The Markit iBoxx USD Liquid Investment Grade Index is essentially flat since the start of 2024. While that trails the slight gain notched by the Bloomberg U.S. Aggregate Bond Index, some experts believe investment-grade corporate bonds remain an opportunity-rich corner of the fixed income market.

Should that thesis be validated, it could boost exchange traded funds such as the WisdomTree U.S. Short Term Corporate Bond Fund (SFIG). Broadly speaking, in the first half of 2024, corporate debt outperformed Treasurys. However, much of that gap was attributable to riskier corners of the corporate bond market. Those include bank loans and other high-yield fare.

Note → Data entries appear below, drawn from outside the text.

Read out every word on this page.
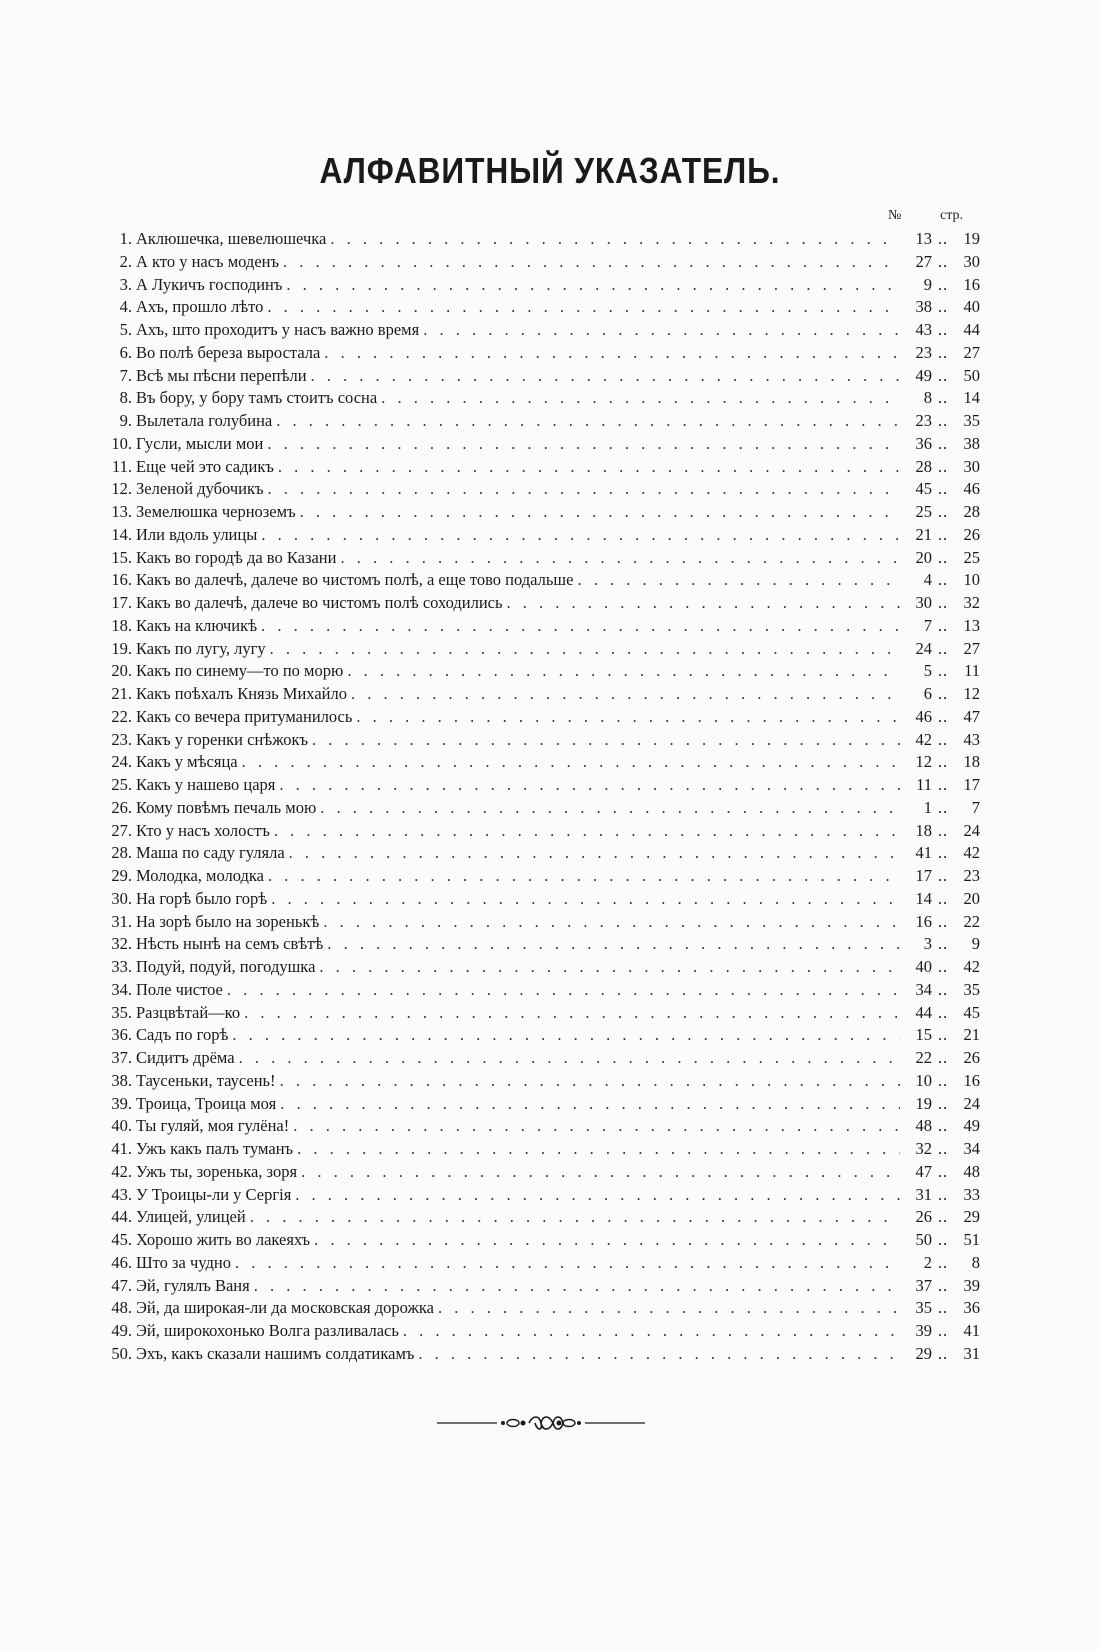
АЛФАВИТНЫЙ УКАЗАТЕЛЬ.
№	стр.
1. Аклюшечка, шевелюшечка . . .	13 .. 19
2. А кто у насъ моденъ . . .	27 .. 30
3. А Лукичъ господинъ . . .	9 .. 16
4. Ахъ, прошло лѣто . . .	38 .. 40
5. Ахъ, што проходитъ у насъ важно время . . .	43 .. 44
6. Во полѣ береза выростала . . .	23 .. 27
7. Всѣ мы пѣсни перепѣли . . .	49 .. 50
8. Въ бору, у бору тамъ стоитъ сосна . . .	8 .. 14
9. Вылетала голубина . . .	23 .. 35
10. Гусли, мысли мои . . .	36 .. 38
11. Еще чей это садикъ . . .	28 .. 30
12. Зеленой дубочикъ . . .	45 .. 46
13. Земелюшка черноземъ . . .	25 .. 28
14. Или вдоль улицы . . .	21 .. 26
15. Какъ во городѣ да во Казани . . .	20 .. 25
16. Какъ во далечѣ, далече во чистомъ полѣ, а еще тово подальше . . .	4 .. 10
17. Какъ во далечѣ, далече во чистомъ полѣ соходились . . .	30 .. 32
18. Какъ на ключикѣ . . .	7 .. 13
19. Какъ по лугу, лугу . . .	24 .. 27
20. Какъ по синему—то по морю . . .	5 .. 11
21. Какъ поѣхалъ Князь Михайло . . .	6 .. 12
22. Какъ со вечера притуманилось . . .	46 .. 47
23. Какъ у горенки снѣжокъ . . .	42 .. 43
24. Какъ у мѣсяца . . .	12 .. 18
25. Какъ у нашево царя . . .	11 .. 17
26. Кому повѣмъ печаль мою . . .	1 ..	7
27. Кто у насъ холостъ . . .	18 .. 24
28. Маша по саду гуляла . . .	41 .. 42
29. Молодка, молодка . . .	17 .. 23
30. На горѣ было горѣ . . .	14 .. 20
31. На зорѣ было на зоренькѣ . . .	16 .. 22
32. Нѣсть нынѣ на семъ свѣтѣ . . .	3 ..	9
33. Подуй, подуй, погодушка . . .	40 .. 42
34. Поле чистое . . .	34 .. 35
35. Разцвѣтай—ко . . .	44 .. 45
36. Садъ по горѣ . . .	15 .. 21
37. Сидитъ дрёма . . .	22 .. 26
38. Таусеньки, таусень! . . .	10 .. 16
39. Троица, Троица моя . . .	19 .. 24
40. Ты гуляй, моя гулёна! . . .	48 .. 49
41. Ужъ какъ палъ туманъ . . .	32 .. 34
42. Ужъ ты, зоренька, зоря . . .	47 .. 48
43. У Троицы-ли у Сергія . . .	31 .. 33
44. Улицей, улицей . . .	26 .. 29
45. Хорошо жить во лакеяхъ . . .	50 .. 51
46. Што за чудно . . .	2 ..	8
47. Эй, гулялъ Ваня . . .	37 .. 39
48. Эй, да широкая-ли да московская дорожка . . .	35 .. 36
49. Эй, широкохонько Волга разливалась . . .	39 .. 41
50. Эхъ, какъ сказали нашимъ солдатикамъ . . .	29 .. 31
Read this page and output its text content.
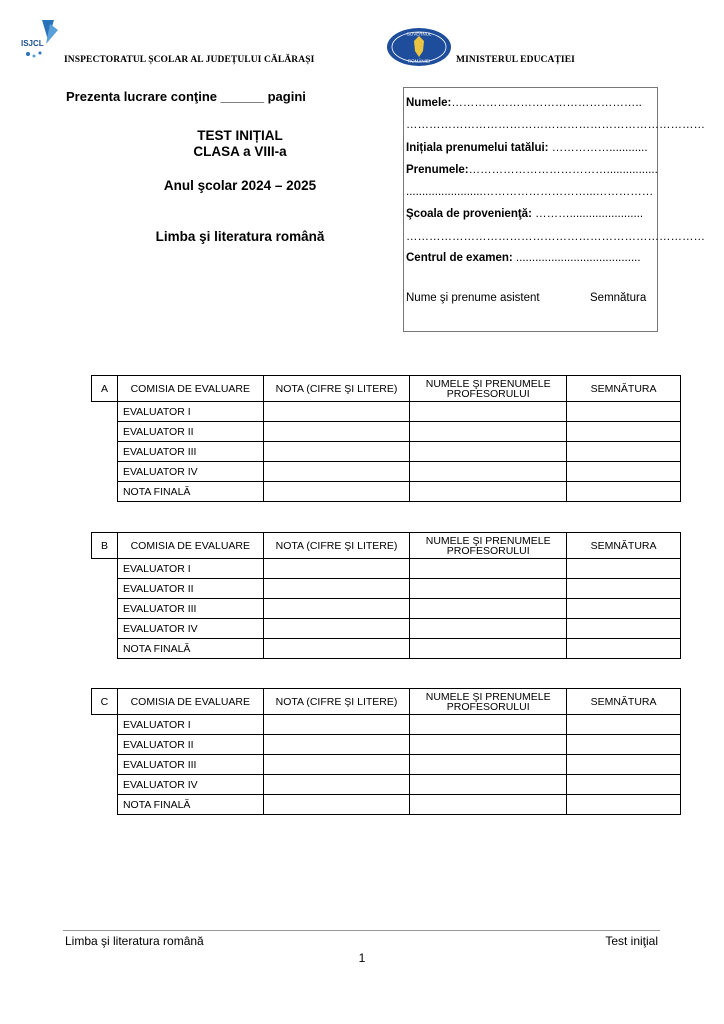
ISJCL
INSPECTORATUL ȘCOLAR AL JUDEȚULUI CĂLĂRAȘI
GUVERNUL
ROMÂNIEI	MINISTERUL EDUCAȚIEI
Prezenta lucrare conţine ______ pagini
TEST INIȚIAL
CLASA a VIII-a
Anul şcolar 2024 – 2025
Limba şi literatura română
Numele:…………………………………………..
……………………………………………………………………
Inițiala prenumelui tatălui: ……………............
Prenumele:………………………………................
........................………………………...……………
Şcoala de provenienţă: ……….......................
……………………………………………………………………
Centrul de examen: .......................................
Nume şi prenume asistent	Semnătura
A	COMISIA DE EVALUARE	NOTA (CIFRE ŞI LITERE)	NUMELE ŞI PRENUMELE PROFESORULUI	SEMNĂTURA
	EVALUATOR I			
	EVALUATOR II			
	EVALUATOR III			
	EVALUATOR IV			
	NOTA FINALĂ			
B	COMISIA DE EVALUARE	NOTA (CIFRE ŞI LITERE)	NUMELE ŞI PRENUMELE PROFESORULUI	SEMNĂTURA
	EVALUATOR I			
	EVALUATOR II			
	EVALUATOR III			
	EVALUATOR IV			
	NOTA FINALĂ			
C	COMISIA DE EVALUARE	NOTA (CIFRE ŞI LITERE)	NUMELE ŞI PRENUMELE PROFESORULUI	SEMNĂTURA
	EVALUATOR I			
	EVALUATOR II			
	EVALUATOR III			
	EVALUATOR IV			
	NOTA FINALĂ			
Limba şi literatura română	Test iniţial
1
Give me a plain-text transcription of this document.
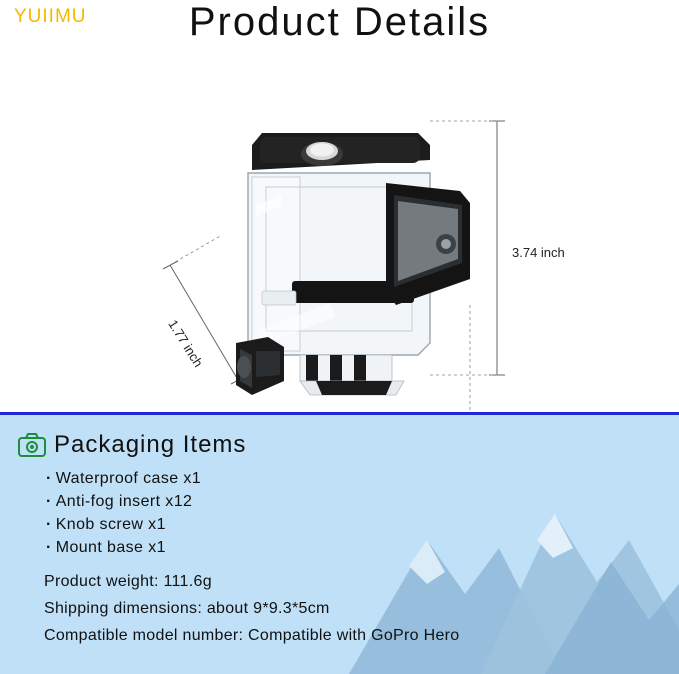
YUIIMU	Product Details
3.74 inch
1.77 inch
Packaging Items
· Waterproof case x1
· Anti-fog insert x12
· Knob screw x1
· Mount base x1
Product weight: 111.6g
Shipping dimensions: about 9*9.3*5cm
Compatible model number: Compatible with GoPro Hero
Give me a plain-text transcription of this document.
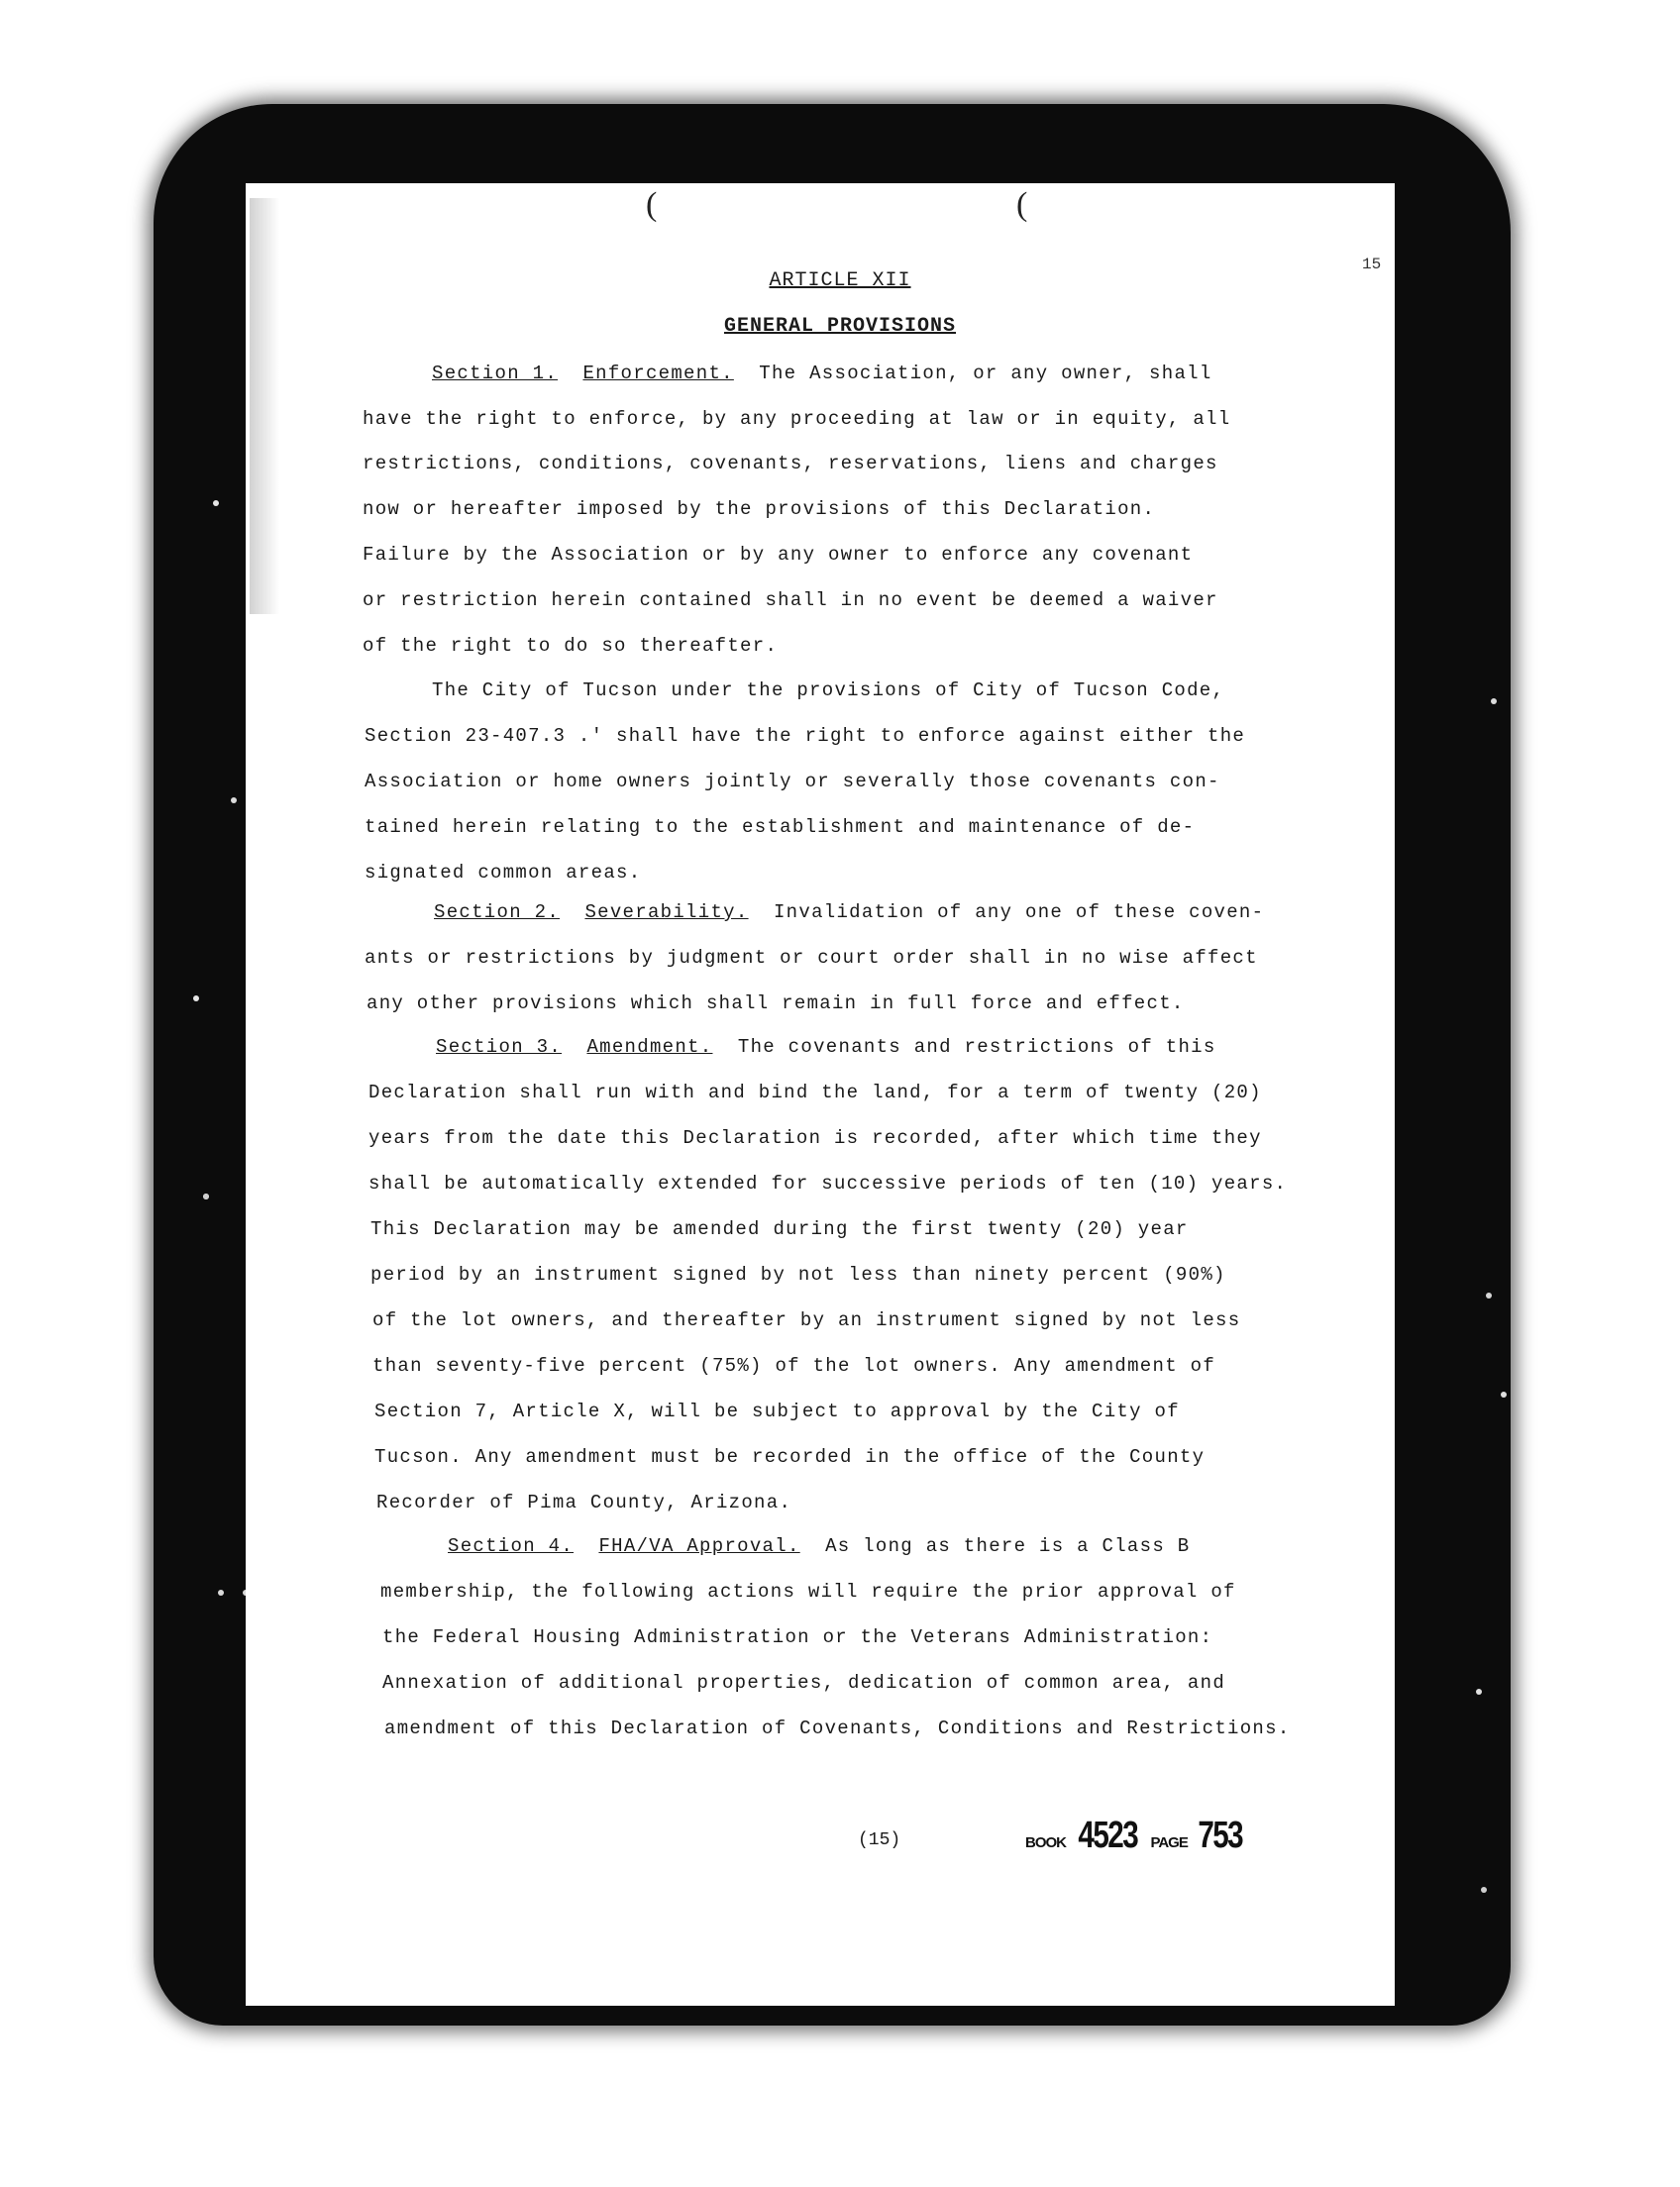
(	(
15
ARTICLE XII
GENERAL PROVISIONS
Section 1. Enforcement. The Association, or any owner, shall
have the right to enforce, by any proceeding at law or in equity, all
restrictions, conditions, covenants, reservations, liens and charges
now or hereafter imposed by the provisions of this Declaration.
Failure by the Association or by any owner to enforce any covenant
or restriction herein contained shall in no event be deemed a waiver
of the right to do so thereafter.
The City of Tucson under the provisions of City of Tucson Code,
Section 23-407.3 .' shall have the right to enforce against either the
Association or home owners jointly or severally those covenants con-
tained herein relating to the establishment and maintenance of de-
signated common areas.
Section 2. Severability. Invalidation of any one of these coven-
ants or restrictions by judgment or court order shall in no wise affect
any other provisions which shall remain in full force and effect.
Section 3. Amendment. The covenants and restrictions of this
Declaration shall run with and bind the land, for a term of twenty (20)
years from the date this Declaration is recorded, after which time they
shall be automatically extended for successive periods of ten (10) years.
This Declaration may be amended during the first twenty (20) year
period by an instrument signed by not less than ninety percent (90%)
of the lot owners, and thereafter by an instrument signed by not less
than seventy-five percent (75%) of the lot owners. Any amendment of
Section 7, Article X, will be subject to approval by the City of
Tucson. Any amendment must be recorded in the office of the County
Recorder of Pima County, Arizona.
Section 4. FHA/VA Approval. As long as there is a Class B
membership, the following actions will require the prior approval of
the Federal Housing Administration or the Veterans Administration:
Annexation of additional properties, dedication of common area, and
amendment of this Declaration of Covenants, Conditions and Restrictions.
(15)	BOOK 4523 PAGE 753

Where things get interesting for investment-grade options such as SFIG is that credit spreads are narrowing. This is implying junk-rated corporates are offering less cushion for the added risk. One takeaway from that is there are hurdles facing lower-quality corporate bonds when it comes to notably outperforming U.S. government debt. However, such headwinds might not be applicable to SFIG.

Evaluating SFIG’s Near-Term Potential

Bond’s should be viewed as long-term investments. That's true of SFIG, it could hold some near-term allure particularly when yields remain enticing on investment-grade corporates.

“Investment-grade corporate bonds remain attractive given their average yields of 5% or more. We continue to suggest investors gradually extend duration with intermediate-term bonds, and investment-grade corporate bonds can make sense as investors can earn similar, or even higher, yields than with short-term alternatives,” noted Collin Martin of Charles Schwab.

For its part, SFIG, which turned eight years old in April, sports a 30-day SEC yield of 5%, according to issuer data. That’s impressive when considering more than 47% of the ETF’s holdings are rated AAA, AA, or A. It is perhaps even more appealing when accounting for an effective duration of just 2.64 years.